Recently on air, John Morales argued that oftentimes, St. Francis is depicted as some sort of “medieval hippie” whose sole concern is the protection of nature and its creatures. While Francis is rightfully known for his connection to the outdoors, the problem is that his legendary example of commitment to personal holiness falls to the wayside.
Joining John on Morning Air was Father Benedict La Volpe to discuss who St. Francis really was and how he impacted the Church.

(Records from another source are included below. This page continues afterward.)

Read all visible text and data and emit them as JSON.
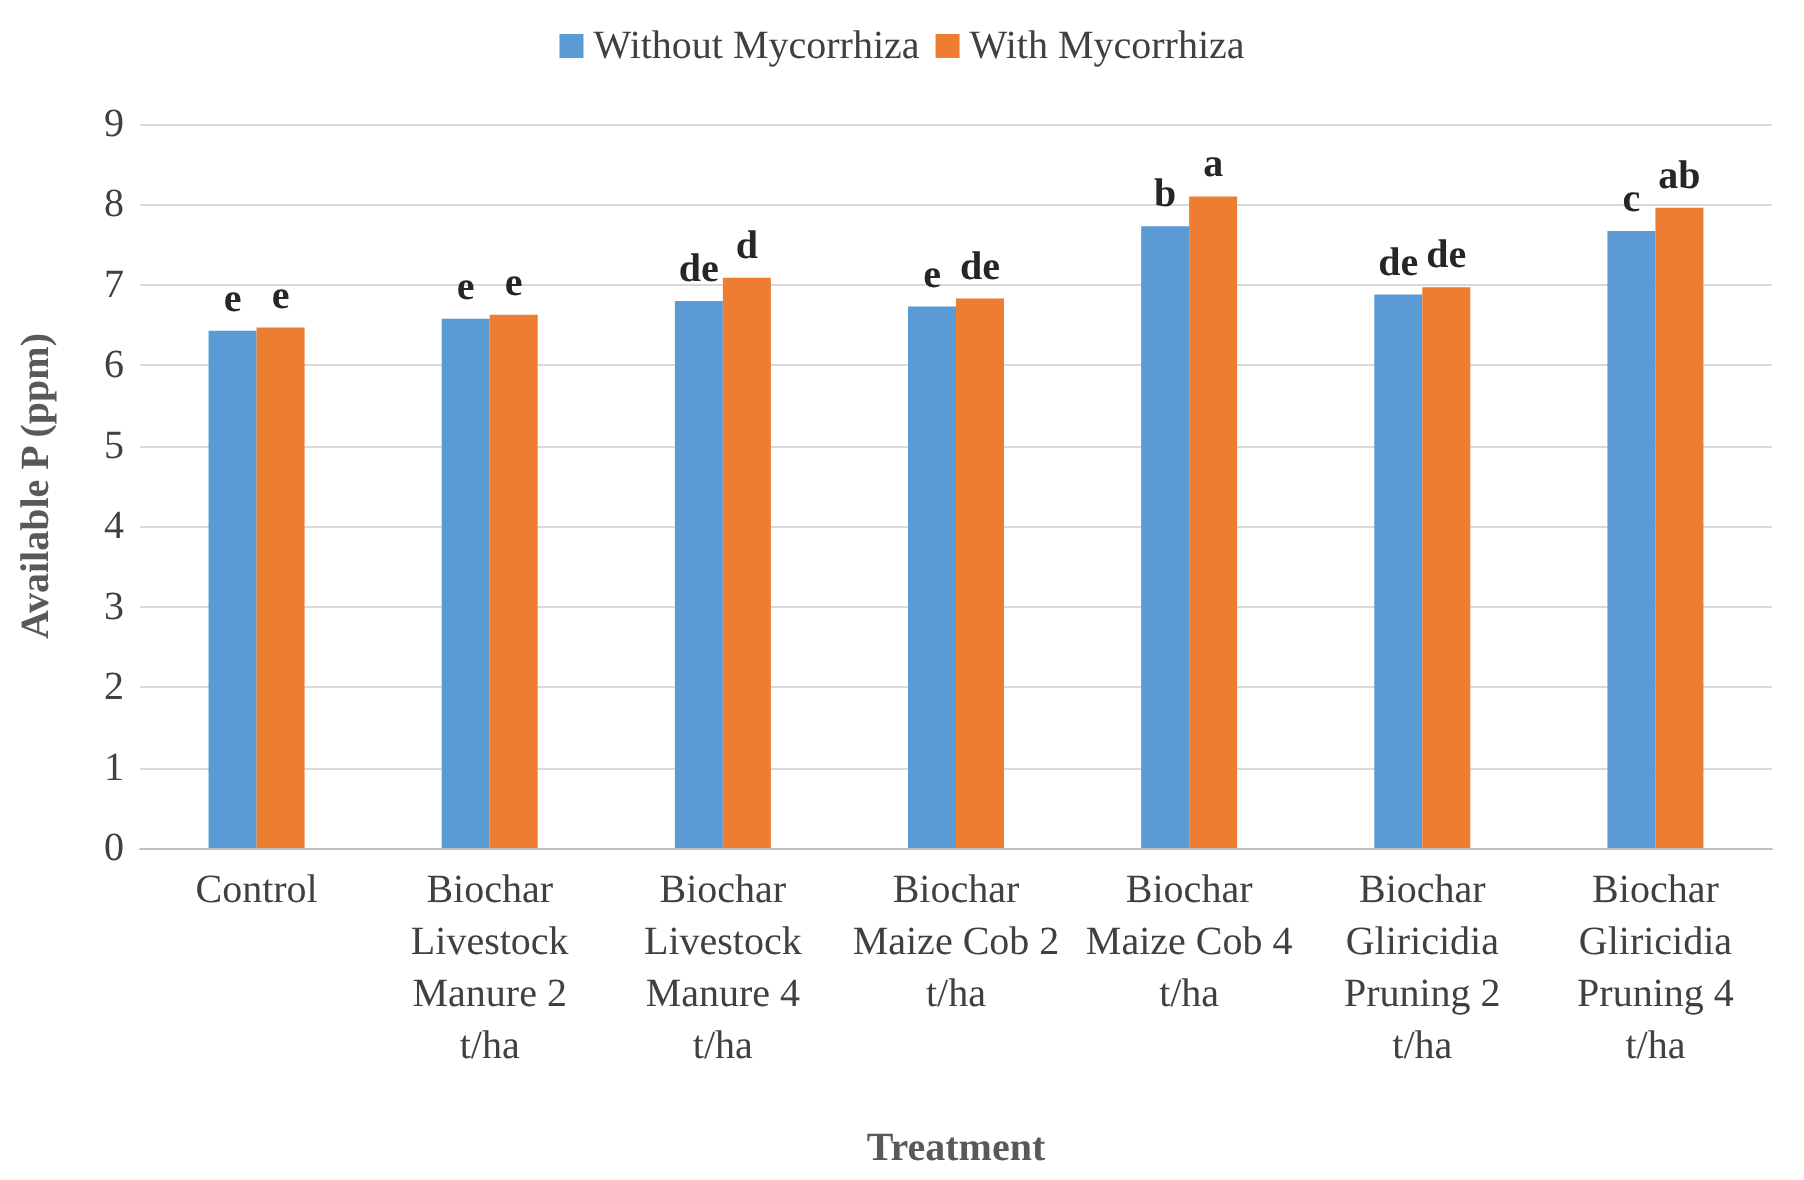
{
  "chart_data": {
    "type": "bar",
    "xlabel": "Treatment",
    "ylabel": "Available P (ppm)",
    "categories": [
      "Control",
      "Biochar Livestock Manure 2 t/ha",
      "Biochar Livestock Manure 4 t/ha",
      "Biochar Maize Cob 2 t/ha",
      "Biochar Maize Cob 4 t/ha",
      "Biochar Gliricidia Pruning 2 t/ha",
      "Biochar Gliricidia Pruning 4 t/ha"
    ],
    "series": [
      {
        "name": "Without Mycorrhiza",
        "color": "#5b9bd5",
        "values": [
          6.43,
          6.58,
          6.8,
          6.73,
          7.73,
          6.88,
          7.67
        ],
        "value_labels": [
          "e",
          "e",
          "de",
          "e",
          "b",
          "de",
          "c"
        ]
      },
      {
        "name": "With Mycorrhiza",
        "color": "#ed7d31",
        "values": [
          6.47,
          6.63,
          7.09,
          6.83,
          8.1,
          6.97,
          7.96
        ],
        "value_labels": [
          "e",
          "e",
          "d",
          "de",
          "a",
          "de",
          "ab"
        ]
      }
    ],
    "ylim": [
      0,
      9
    ],
    "yticks": [
      0,
      1,
      2,
      3,
      4,
      5,
      6,
      7,
      8,
      9
    ],
    "grid": "y",
    "legend": "top"
  }
}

Father Benedict agreed with John and expressed his disappointment that so many people lack a full knowledge of the accomplishments of this great man. “He died in 1226, he was canonized in 1228, and the very first office that was written for the feast day was written by a great friar called Julian of Speyer. And for the very first Vespers, this was the antiphon that Julian wrote… ‘Francis the valiant Catholic and perfectly apostolic, did instruct us to adhere to the Faith of the Roman Church and those who were her priests, he’d urge we should most of all revere.’” He was not this hippie recluse who only talked to animals. He was a ‘valiant’ Catholic who spent his life instructing the Faithful and catalyzing the Church.
Very contrary to the hermitic loneliness that he is depicted to have lived out, Francis had many friends before his full conversion and maturation. He was a “fun-loving hooligan” as Father Benedict put it. Born into wealth, we can imagine a similar sort of pleasure-filled youth similar to that of St. Augustine. However, just like Augustine, Francis was left wanting. He sold his wealth, gave it to the poor, and went to undergo education with the bishop.
There is the amazing story of when Francis and his father had a large falling out in the piazza outside of the cathedral in Assisi and Francis denied his father’s way of life. He said that from then on he would only call the one in Heaven his “father” and he stripped off his clothes, those paid for by his father. While excessive and dramatic, Francis was making a grand gesture in the name of his conversion. He was not going into it half-hearted or just dipping his toes. He had realized the error of his ways and he wishes to change.
On time, Francis was praying in an abandoned chapel, and he heard Christ on the Cross speak to him, saying, “Rebuild my Church.” Francis, without thinking, began undertaking projects to build and rebuild physical churches around the area. After his third church, Francis realized that Jesus meant the body, the members of the Church. All of this is to say that while St. Francis is the patron saint of nature, he shouldn’t be seen as a “pantheistic icon.” He was a fiery and devoted follower of Christ who carried out the will of God at all costs and by any means.
There is nothing wrong with having a pet blessed on his feast day and there’s certainly nothing wrong with respecting creation in all of its forms. In fact, those are very good things. In Laudato Si, Pope Francis goes through the catalogue of creation and the need to observe God’s goodness in it. Creation bears a reflection of God’s love for us in it. But it would behoove us to see St. Francis for more than the “medieval hippie.” See him as an ardent defender of the Church, a role model for Catholics, and an example of holy poverty.